Unimpresa ha già formalmente inviato al governo e al Parlamento una proposta specifica sul fisco. Il pacchetto prevede due fasce per le tasse sui redditi d’impresa: la prima, quella della aziende più piccole, con fatturato fino a 300.000 euro, prevede una imposta sostituiva con aliquota al 5% per le imprese senza dipendenti, al 3% con un dipendente, all’1% con più di un dipendente; per la seconda fascia, oltre i 300.000 euro di fatturato, verrebbe istituita una flat tax con tassazione su reddito netto con aliquota al 20%.
Secondo la proposta di Unimpresa, le aziende più piccole verrebbero agevolate anche da adempimenti amministrativi ridotti al minimo, col solo obbligo delle liquidazioni Iva. Esclusi gli strumenti induttivi di accertamento del reddito. Resterebbe comunque la possibilità di optare per il regime ordinario, che non verrebbe cancellato. Per le aziende più grandi, identificate con fatturato superiore a 300.000 euro, la flat tax al 20% verrebbe applicata al reddito netto, calcolato con la differenza aritmetica tra ricavi e costi.
Unimpresa suggerisce pure la totale abolizione dell’Irap: un primo passo è stato attuato con le modifiche introdotte dal primo governo “Renzi”, che ha abolito la tassazione dell’imposta regionale sulle attività produttive calcolata sul costo del lavoro. Tuttavia continua a permanere l’incidenza di una imposta che non ha nessuna ragione di esistere, se non quella di “fare cassa”.

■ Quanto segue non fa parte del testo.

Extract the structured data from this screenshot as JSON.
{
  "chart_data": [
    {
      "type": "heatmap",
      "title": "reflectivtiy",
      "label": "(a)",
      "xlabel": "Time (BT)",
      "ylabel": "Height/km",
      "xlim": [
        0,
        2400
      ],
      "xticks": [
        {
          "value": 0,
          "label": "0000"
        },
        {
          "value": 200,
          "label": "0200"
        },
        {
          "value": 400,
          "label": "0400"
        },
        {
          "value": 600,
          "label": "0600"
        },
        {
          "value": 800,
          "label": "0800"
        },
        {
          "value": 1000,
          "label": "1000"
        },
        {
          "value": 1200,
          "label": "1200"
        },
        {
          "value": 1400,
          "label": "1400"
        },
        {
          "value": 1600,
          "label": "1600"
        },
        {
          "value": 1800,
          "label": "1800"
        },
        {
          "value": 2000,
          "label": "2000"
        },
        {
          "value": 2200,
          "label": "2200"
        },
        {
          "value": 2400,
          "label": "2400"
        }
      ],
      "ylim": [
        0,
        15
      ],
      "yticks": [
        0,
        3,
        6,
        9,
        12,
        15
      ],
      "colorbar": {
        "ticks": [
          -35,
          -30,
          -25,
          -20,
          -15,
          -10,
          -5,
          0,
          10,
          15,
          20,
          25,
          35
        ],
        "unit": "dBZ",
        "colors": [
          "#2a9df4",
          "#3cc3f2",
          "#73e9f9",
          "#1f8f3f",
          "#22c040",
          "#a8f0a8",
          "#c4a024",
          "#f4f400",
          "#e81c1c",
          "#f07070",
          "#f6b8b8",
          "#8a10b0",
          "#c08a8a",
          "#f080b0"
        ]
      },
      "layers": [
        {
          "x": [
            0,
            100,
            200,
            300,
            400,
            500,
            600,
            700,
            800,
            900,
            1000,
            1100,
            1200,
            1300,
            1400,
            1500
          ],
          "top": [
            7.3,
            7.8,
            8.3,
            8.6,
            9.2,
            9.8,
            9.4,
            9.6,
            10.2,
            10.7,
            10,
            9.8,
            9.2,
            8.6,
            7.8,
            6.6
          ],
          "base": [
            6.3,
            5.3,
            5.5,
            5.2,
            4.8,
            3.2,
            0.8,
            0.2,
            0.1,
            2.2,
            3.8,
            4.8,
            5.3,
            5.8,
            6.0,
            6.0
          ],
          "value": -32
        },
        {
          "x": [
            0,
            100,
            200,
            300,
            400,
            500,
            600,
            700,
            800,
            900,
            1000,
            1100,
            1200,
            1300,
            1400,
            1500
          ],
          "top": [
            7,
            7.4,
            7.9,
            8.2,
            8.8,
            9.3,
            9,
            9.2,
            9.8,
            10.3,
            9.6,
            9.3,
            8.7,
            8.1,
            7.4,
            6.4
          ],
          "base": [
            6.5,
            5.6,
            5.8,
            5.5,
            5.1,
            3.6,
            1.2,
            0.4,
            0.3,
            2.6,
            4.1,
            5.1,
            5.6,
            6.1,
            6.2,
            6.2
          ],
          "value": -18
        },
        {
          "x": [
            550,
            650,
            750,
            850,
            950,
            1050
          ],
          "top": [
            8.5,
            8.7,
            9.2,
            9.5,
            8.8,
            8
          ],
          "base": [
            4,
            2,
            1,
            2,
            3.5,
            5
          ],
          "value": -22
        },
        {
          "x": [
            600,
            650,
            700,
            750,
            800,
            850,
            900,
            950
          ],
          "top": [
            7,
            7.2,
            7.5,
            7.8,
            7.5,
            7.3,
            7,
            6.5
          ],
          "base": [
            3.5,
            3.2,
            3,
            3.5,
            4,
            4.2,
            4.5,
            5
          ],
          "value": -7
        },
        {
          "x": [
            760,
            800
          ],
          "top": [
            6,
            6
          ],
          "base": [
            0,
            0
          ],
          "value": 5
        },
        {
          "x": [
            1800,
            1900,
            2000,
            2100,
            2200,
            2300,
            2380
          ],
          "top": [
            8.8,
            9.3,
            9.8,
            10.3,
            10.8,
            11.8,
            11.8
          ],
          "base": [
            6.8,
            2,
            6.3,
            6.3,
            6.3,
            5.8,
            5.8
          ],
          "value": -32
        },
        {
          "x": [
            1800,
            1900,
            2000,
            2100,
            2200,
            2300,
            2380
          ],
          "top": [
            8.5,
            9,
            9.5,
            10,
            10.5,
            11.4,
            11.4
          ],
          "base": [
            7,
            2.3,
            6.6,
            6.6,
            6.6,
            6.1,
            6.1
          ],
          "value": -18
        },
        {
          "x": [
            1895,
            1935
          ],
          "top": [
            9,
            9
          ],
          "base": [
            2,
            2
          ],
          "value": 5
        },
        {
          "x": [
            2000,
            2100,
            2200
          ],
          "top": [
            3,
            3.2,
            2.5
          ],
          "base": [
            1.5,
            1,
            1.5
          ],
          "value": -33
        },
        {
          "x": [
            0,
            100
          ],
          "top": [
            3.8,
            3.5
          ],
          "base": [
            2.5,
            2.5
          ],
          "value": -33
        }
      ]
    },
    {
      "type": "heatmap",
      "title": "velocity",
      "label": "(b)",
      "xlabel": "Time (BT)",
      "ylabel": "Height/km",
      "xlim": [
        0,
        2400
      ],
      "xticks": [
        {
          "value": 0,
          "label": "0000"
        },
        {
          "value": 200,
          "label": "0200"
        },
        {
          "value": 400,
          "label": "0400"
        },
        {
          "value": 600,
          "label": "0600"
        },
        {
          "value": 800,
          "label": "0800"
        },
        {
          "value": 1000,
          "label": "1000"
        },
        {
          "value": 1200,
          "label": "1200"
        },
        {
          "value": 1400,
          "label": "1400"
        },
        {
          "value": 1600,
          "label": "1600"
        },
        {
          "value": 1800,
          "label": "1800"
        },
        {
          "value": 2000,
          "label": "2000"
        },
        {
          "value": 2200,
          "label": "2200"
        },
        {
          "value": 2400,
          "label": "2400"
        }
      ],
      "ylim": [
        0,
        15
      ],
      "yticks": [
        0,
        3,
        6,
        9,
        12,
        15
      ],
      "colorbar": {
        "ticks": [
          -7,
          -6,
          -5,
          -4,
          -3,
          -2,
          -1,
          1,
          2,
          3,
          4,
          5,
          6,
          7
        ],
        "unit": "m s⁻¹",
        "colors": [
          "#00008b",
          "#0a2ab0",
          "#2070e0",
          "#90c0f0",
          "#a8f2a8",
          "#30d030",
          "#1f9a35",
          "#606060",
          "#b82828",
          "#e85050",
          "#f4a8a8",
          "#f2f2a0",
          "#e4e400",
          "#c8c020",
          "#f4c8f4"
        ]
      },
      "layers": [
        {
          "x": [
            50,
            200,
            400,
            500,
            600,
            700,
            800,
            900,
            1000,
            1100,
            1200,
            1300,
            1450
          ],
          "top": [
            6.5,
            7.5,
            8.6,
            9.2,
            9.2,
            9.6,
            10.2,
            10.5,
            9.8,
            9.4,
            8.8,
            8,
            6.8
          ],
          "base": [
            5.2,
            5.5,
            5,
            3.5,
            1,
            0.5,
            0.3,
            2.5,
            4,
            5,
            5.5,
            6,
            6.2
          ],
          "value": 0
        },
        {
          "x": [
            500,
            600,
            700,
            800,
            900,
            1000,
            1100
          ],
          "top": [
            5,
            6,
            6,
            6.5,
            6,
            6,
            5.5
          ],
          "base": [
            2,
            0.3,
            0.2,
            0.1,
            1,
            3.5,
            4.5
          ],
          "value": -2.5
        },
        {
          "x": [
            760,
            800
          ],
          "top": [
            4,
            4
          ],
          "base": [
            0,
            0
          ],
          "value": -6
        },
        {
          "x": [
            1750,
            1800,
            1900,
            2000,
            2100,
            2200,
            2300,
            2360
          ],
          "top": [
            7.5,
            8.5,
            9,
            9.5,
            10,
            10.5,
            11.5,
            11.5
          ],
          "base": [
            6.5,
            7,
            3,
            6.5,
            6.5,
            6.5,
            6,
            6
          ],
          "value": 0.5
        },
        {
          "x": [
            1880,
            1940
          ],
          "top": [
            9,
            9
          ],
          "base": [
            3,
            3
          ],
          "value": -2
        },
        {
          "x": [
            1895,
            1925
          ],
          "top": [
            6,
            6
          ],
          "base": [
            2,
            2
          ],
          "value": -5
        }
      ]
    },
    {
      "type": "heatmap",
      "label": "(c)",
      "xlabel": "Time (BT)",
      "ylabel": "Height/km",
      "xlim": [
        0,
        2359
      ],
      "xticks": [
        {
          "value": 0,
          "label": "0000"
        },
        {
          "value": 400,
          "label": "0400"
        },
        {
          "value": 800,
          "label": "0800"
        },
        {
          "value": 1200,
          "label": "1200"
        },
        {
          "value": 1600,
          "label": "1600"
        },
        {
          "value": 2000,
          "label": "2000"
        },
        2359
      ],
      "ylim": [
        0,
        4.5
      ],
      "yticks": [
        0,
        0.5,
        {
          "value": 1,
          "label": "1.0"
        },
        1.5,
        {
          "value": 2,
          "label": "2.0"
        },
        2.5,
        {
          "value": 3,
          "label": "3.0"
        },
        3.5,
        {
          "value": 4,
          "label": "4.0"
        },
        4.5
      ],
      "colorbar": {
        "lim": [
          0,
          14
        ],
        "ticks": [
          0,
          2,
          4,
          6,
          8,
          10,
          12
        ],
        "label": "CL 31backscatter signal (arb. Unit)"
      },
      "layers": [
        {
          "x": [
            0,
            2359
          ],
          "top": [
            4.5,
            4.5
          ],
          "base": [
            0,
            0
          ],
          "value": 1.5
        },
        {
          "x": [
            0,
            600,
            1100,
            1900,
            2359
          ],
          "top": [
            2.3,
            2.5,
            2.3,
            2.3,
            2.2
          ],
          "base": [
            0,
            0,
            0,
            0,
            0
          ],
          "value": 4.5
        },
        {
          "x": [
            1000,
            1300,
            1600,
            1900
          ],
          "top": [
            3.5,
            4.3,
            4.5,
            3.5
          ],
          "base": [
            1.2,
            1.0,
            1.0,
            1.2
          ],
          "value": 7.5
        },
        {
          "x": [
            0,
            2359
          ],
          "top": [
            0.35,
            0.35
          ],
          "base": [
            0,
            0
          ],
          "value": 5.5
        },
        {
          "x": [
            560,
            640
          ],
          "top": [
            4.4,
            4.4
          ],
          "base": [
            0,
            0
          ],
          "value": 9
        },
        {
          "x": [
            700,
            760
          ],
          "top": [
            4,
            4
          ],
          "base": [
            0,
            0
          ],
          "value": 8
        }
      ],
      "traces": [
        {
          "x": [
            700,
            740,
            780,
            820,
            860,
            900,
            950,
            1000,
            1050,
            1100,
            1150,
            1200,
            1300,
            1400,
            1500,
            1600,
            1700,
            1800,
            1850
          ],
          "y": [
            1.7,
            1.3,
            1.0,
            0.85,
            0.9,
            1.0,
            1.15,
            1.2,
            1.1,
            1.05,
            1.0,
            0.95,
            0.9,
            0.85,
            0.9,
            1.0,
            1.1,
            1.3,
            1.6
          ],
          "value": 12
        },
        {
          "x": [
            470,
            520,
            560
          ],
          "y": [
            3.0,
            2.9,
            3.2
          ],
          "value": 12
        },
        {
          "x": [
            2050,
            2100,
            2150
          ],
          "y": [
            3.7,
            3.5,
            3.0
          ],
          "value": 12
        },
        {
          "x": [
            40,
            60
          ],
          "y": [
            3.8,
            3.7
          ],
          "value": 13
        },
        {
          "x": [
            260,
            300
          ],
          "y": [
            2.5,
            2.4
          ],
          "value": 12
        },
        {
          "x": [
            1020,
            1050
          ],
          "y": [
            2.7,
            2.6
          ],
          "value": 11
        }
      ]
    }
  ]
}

L’associazione auspica poi l’abolizione delle norme attuali sulle attività estere della piccola impresa. Ciò con particolare riferimento alle norme relative al transfer price, prevedendo sempre la punibilità degli abusi, ma esonerando il piccolo imprenditore (qualifica legata ai volumi di affari) dai costosi e impossibili adempimenti legati alla predisposizione della documentazione “transfer price”. Ad esempio potrebbe essere previsto per questi un ruling obbligatorio “certo” e “fisso”. Inoltre viene proposta la rivisitazione completa della norma che stabilisce la presunzione della “esterovestizione”, escludendola quando la delocalizzazione dell’impresa non coincida con la cancellazione dell’impresa italiana ma una sua “espansione” in termini territoriali. Per ciò che concerne la exit-tax si chiede una maggiore chiarezza interpretativa distinguendo fra la strumentale cessazione dell’attività imprenditoriale in Italia con il trasferimento di beni materiali e immateriali all’estero, e la semplice cessazione con alienazione di beni in Italia e la creazione di una nuova impresa all’estero.